How to Make Constructive Criticism Online

Chris Garrett has a super-smart, “stop, think, breathe, write, review, share, rewrite, and then maybe don’t hit post,” list of things to consider before criticizing anyone or anything online, 10 Tips for Criticism Without Harming Your Reputation:

  1. Calm down – Take a breath, walk away, posting emotionally could cause more trouble than cure.
  2. Know what you want – Why are you doing this? What is it you want changed or to achieve?
  3. Does it need to be public? – First the best approach is to contact the company or person in question directly. I often go buy the rule of thumb “Praise in public, complain in private“. We all slip occasionally, but worth to keep in mind.
  4. Stick to the facts – If you only present the facts as you see them then you are normally safe as far as legal grounds are concerned (though I am not a lawyer), and only use relevant information.
  5. Get a second opinion – Before making something public, ensure you have expressed the issue clearly – this is not a time to be misunderstood!
  6. Keep to the issues – Personal attacks, name-calling, embellishments, posturing and exaggerations will just make you look nasty and foolish. The issues should speak for you.

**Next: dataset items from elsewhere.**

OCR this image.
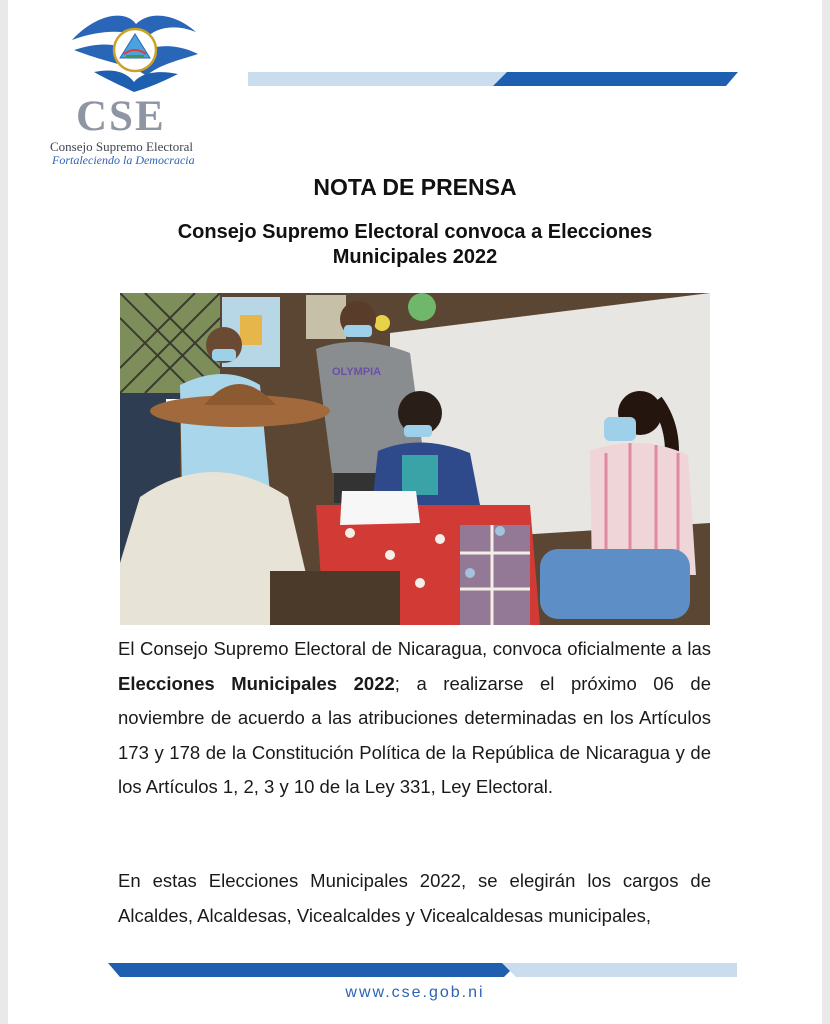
CSE
Consejo Supremo Electoral
Fortaleciendo la Democracia
NOTA DE PRENSA
Consejo Supremo Electoral convoca a Elecciones Municipales 2022
OLYMPIA
El Consejo Supremo Electoral de Nicaragua, convoca oficialmente a las Elecciones Municipales 2022; a realizarse el próximo 06 de noviembre de acuerdo a las atribuciones determinadas en los Artículos 173 y 178 de la Constitución Política de la República de Nicaragua y de los Artículos 1, 2, 3 y 10 de la Ley 331, Ley Electoral.
En estas Elecciones Municipales 2022, se elegirán los cargos de Alcaldes, Alcaldesas, Vicealcaldes y Vicealcaldesas municipales,
www.cse.gob.ni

  7. Swearing – Some people swear because they think it is funny or just part of their brand, which is fair enough if this is what your audience expects. I find though more people are put off than engaged by swearing, particularly where the quantity seems excessive even for swear fans. While you might like swearing, and might even think it is warranted, you will lose the support of your audience who want to see your points articulated well without resorting to it. If you must swear, give fair warning in your introduction, particularly if you are using audio or video.

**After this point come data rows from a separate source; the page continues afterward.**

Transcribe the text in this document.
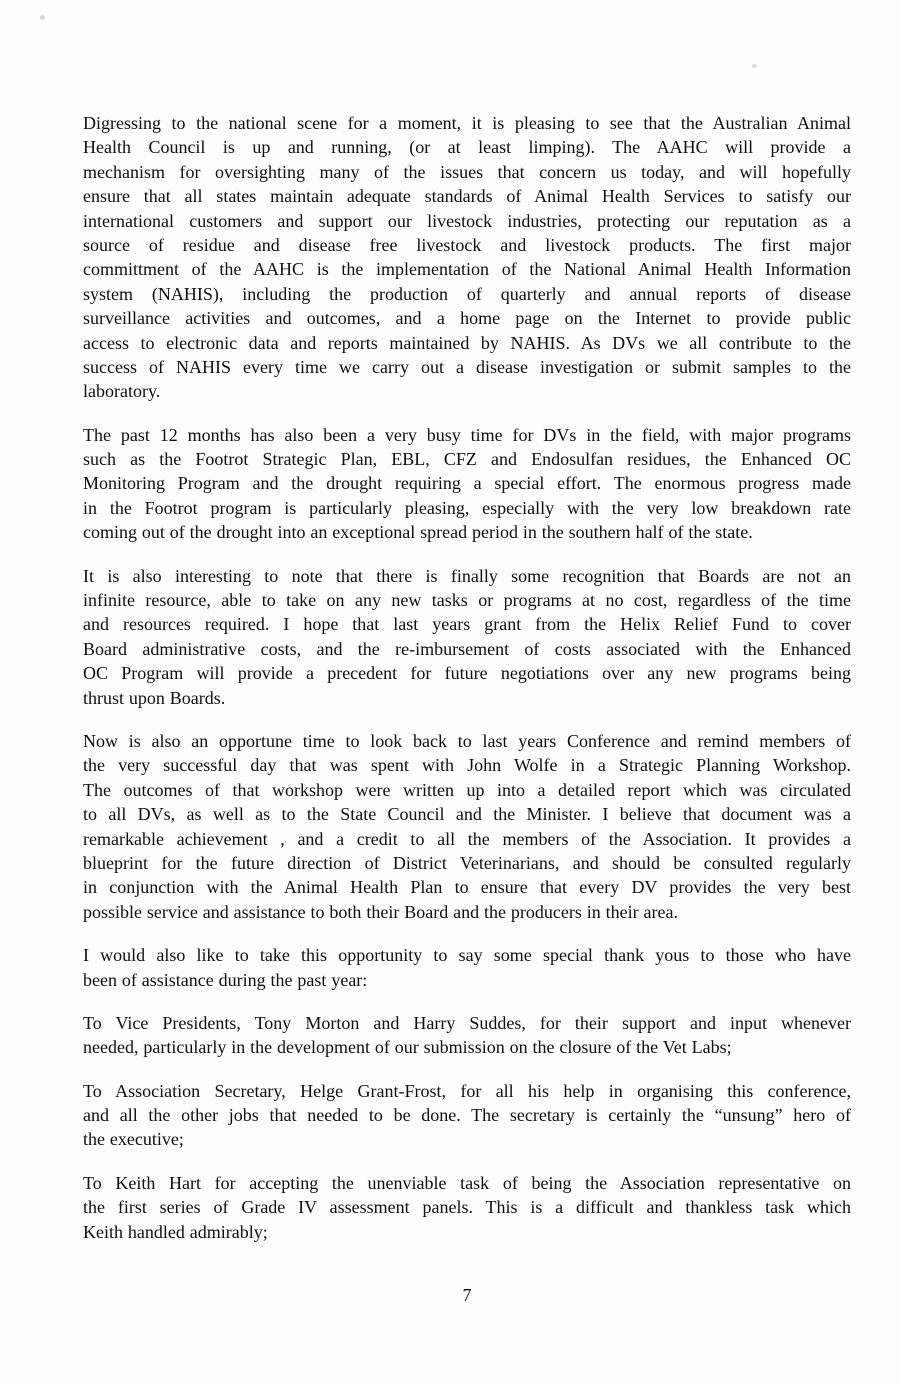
Digressing to the national scene for a moment, it is pleasing to see that the Australian Animal
Health Council is up and running, (or at least limping). The AAHC will provide a
mechanism for oversighting many of the issues that concern us today, and will hopefully
ensure that all states maintain adequate standards of Animal Health Services to satisfy our
international customers and support our livestock industries, protecting our reputation as a
source of residue and disease free livestock and livestock products. The first major
committment of the AAHC is the implementation of the National Animal Health Information
system (NAHIS), including the production of quarterly and annual reports of disease
surveillance activities and outcomes, and a home page on the Internet to provide public
access to electronic data and reports maintained by NAHIS. As DVs we all contribute to the
success of NAHIS every time we carry out a disease investigation or submit samples to the
laboratory.
The past 12 months has also been a very busy time for DVs in the field, with major programs
such as the Footrot Strategic Plan, EBL, CFZ and Endosulfan residues, the Enhanced OC
Monitoring Program and the drought requiring a special effort. The enormous progress made
in the Footrot program is particularly pleasing, especially with the very low breakdown rate
coming out of the drought into an exceptional spread period in the southern half of the state.
It is also interesting to note that there is finally some recognition that Boards are not an
infinite resource, able to take on any new tasks or programs at no cost, regardless of the time
and resources required. I hope that last years grant from the Helix Relief Fund to cover
Board administrative costs, and the re-imbursement of costs associated with the Enhanced
OC Program will provide a precedent for future negotiations over any new programs being
thrust upon Boards.
Now is also an opportune time to look back to last years Conference and remind members of
the very successful day that was spent with John Wolfe in a Strategic Planning Workshop.
The outcomes of that workshop were written up into a detailed report which was circulated
to all DVs, as well as to the State Council and the Minister. I believe that document was a
remarkable achievement , and a credit to all the members of the Association. It provides a
blueprint for the future direction of District Veterinarians, and should be consulted regularly
in conjunction with the Animal Health Plan to ensure that every DV provides the very best
possible service and assistance to both their Board and the producers in their area.
I would also like to take this opportunity to say some special thank yous to those who have
been of assistance during the past year:
To Vice Presidents, Tony Morton and Harry Suddes, for their support and input whenever
needed, particularly in the development of our submission on the closure of the Vet Labs;
To Association Secretary, Helge Grant-Frost, for all his help in organising this conference,
and all the other jobs that needed to be done. The secretary is certainly the “unsung” hero of
the executive;
To Keith Hart for accepting the unenviable task of being the Association representative on
the first series of Grade IV assessment panels. This is a difficult and thankless task which
Keith handled admirably;
7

  8. Balance? – Can you balance it out with any positive, empathy or second perspectives? Is it possible you just got the wrong idea? Show that you are a human being with an issue, not going after someone for links and traffic.
  9. Don’t sell – Make your point and leave it. Do not use the opportunity to sell or pump up your own stuff otherwise your audience will question your motives and you will lose their trust and credibility.
  10. Use a mirror - Is your own house in order before you go attacking someone else? And spare a thought for how you would feel if you were on the receiving end of your article.